Leaves - Opposite, simple, petiolate. Petioles to 1.5 cm long, glabrous to sparsely pubescent. Blades to 7 cm long, mostly glabrous but with some pubescence on midrib below, ovate to elliptic, rounded at the base to slightly tapering, the margins sharply toothed. Veins anastomosing, depressed adaxially, expressed abaxially.
Inflorescence - Mainly terminal, elongate, dense to open spikelike racemes with 5 to numerous closely to more openly spaced nodes, the bracteal leaves inconspicuous, shorter than to only slightly longer than the flower clusters, occasionally also with a few headlike clusters or short spikes on short stalks from the axils of the upper foliage leaves.
Flowers - Calyces 3-4 mm long, 10-ribbed, 5-lobed, often hairy above the midpoint and along the lobe margins, the outer surface often also with sessile glands. Corollas 4-lobed (weakly bilabiate), 1.7-4.0 mm long, white to lavender or light pink, glabrous internally and externally, the lobes subequal, rounded at the apex. Stamens 4, adnate at the apex of the corolla tube, alternating with the corolla lobes, included. Filaments white, 0.5 mm long. Anthers orange, 0.4 mm long. Ovary superior, deeply 4-lobed, glabrous, green, 0.6 mm broad, subtended by a thick green nectary. Style white, glabrous, 5 mm long, exserted. Stigma 2-lobed.
Fruits - Nutlets 0.7-1.0 mm, yellowish brown or more commonly dark brown to black, often not produced.
Flowering - June - October.
Habitat - Wet ground of meadows, spring branches, streams, pond margins, sloughs, ditches, roadsides, railroads.
Origin - Native to Europe.
Lookalikes - M. spicata.
Other info.
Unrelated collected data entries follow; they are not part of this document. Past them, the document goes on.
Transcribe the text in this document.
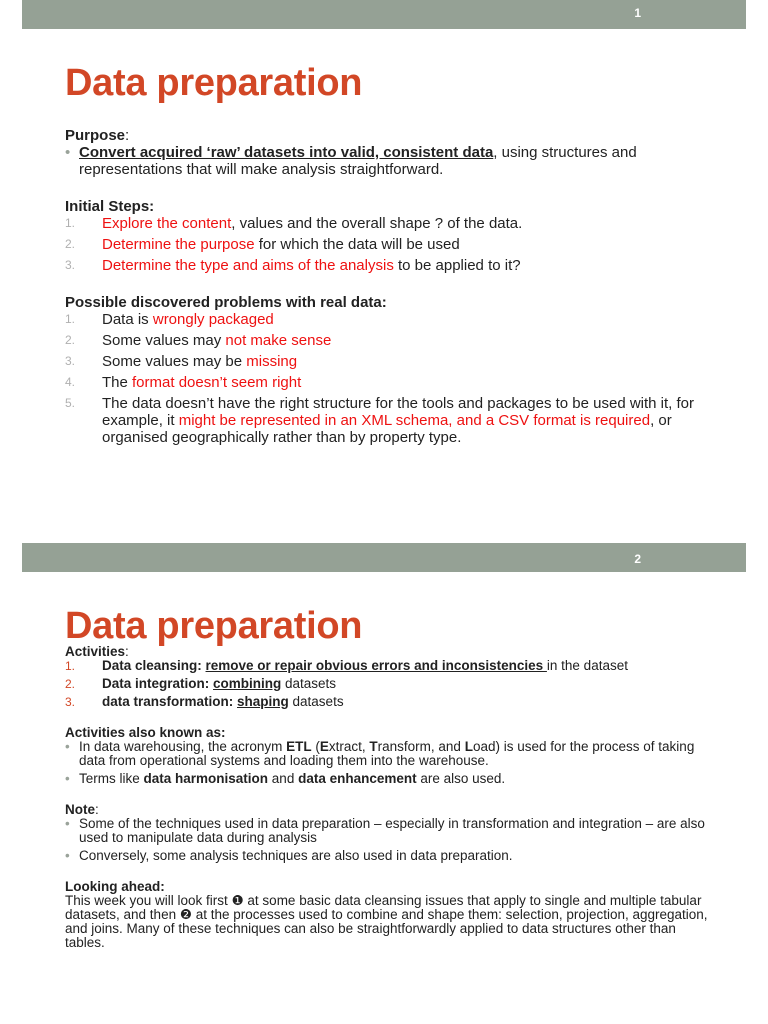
1
Data preparation
Purpose:
• Convert acquired ‘raw’ datasets into valid, consistent data, using structures and representations that will make analysis straightforward.
Initial Steps:
1. Explore the content, values and the overall shape ? of the data.
2. Determine the purpose for which the data will be used
3. Determine the type and aims of the analysis to be applied to it?
Possible discovered problems with real data:
1. Data is wrongly packaged
2. Some values may not make sense
3. Some values may be missing
4. The format doesn’t seem right
5. The data doesn’t have the right structure for the tools and packages to be used with it, for example, it might be represented in an XML schema, and a CSV format is required, or organised geographically rather than by property type.
2
Data preparation
Activities:
1. Data cleansing: remove or repair obvious errors and inconsistencies in the dataset
2. Data integration: combining datasets
3. data transformation: shaping datasets
Activities also known as:
• In data warehousing, the acronym ETL (Extract, Transform, and Load) is used for the process of taking data from operational systems and loading them into the warehouse.
• Terms like data harmonisation and data enhancement are also used.
Note:
• Some of the techniques used in data preparation – especially in transformation and integration – are also used to manipulate data during analysis
• Conversely, some analysis techniques are also used in data preparation.
Looking ahead:
This week you will look first ❶ at some basic data cleansing issues that apply to single and multiple tabular datasets, and then ❷ at the processes used to combine and shape them: selection, projection, aggregation, and joins. Many of these techniques can also be straightforwardly applied to data structures other than tables.
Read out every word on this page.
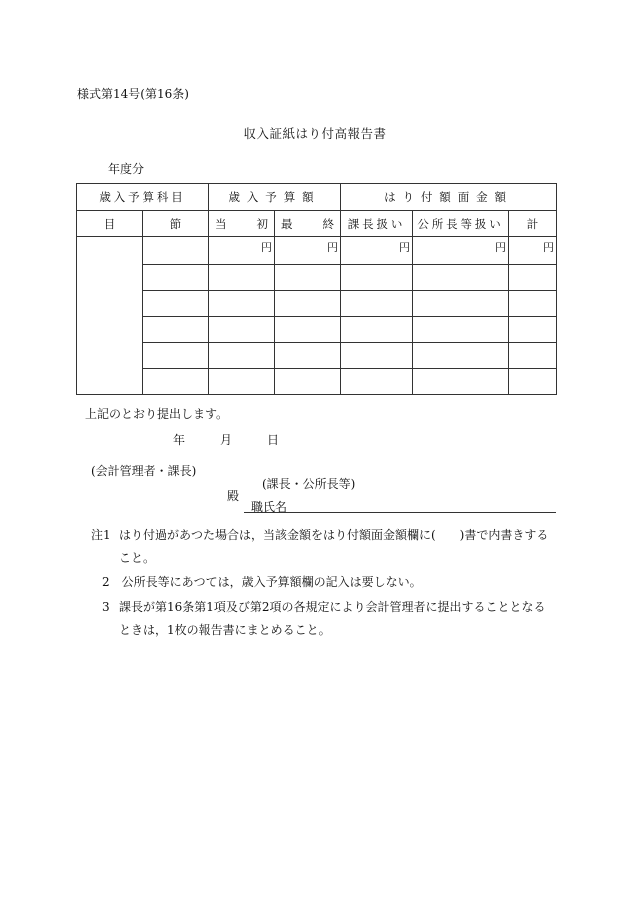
様式第14号(第16条)
収入証紙はり付高報告書
年度分
歳入予算科目		歳入予算額		はり付額面金額		
目	節	当 初	最 終	課長扱い	公所長等扱い	計
		円	円	円	円	円

上記のとおり提出します。
年	月	日
(会計管理者・課長)
殿
(課長・公所長等)
職氏名
注1 はり付過があつた場合は，当該金額をはり付額面金額欄に(　　)書で内書きすること。
2　公所長等にあつては，歳入予算額欄の記入は要しない。
3 課長が第16条第1項及び第2項の各規定により会計管理者に提出することとなるときは，1枚の報告書にまとめること。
This species occurs in somewhat scattered form across much of Missouri, most commonly south of the Missouri River. It is also found throughout most of the continental U.S., most commonly by far in the northeastern quadrant and the west coastal states. It is recognized by its opposite, toothed leaves, square stems, and elongate inflorescences having multiple whorls. Extensive cultivation and breeding, along with the plant's natural predilection for hybridization and polyploidy have given rise to a taxonomically confusing array of morphologies. Many authors refer to this plant as Mentha x piperita, a hybrid between M. spicata (spearmint) and M. aquatica (water mint). It is always associated with wet conditions.
Photographs taken at the Peck Ranch Wildlife Refuge, Carter County, MO., 7-19-01 (DETenaglia); also at Cuivre River State Park, Lincoln County, MO, 8-15-2014 (SRTurner).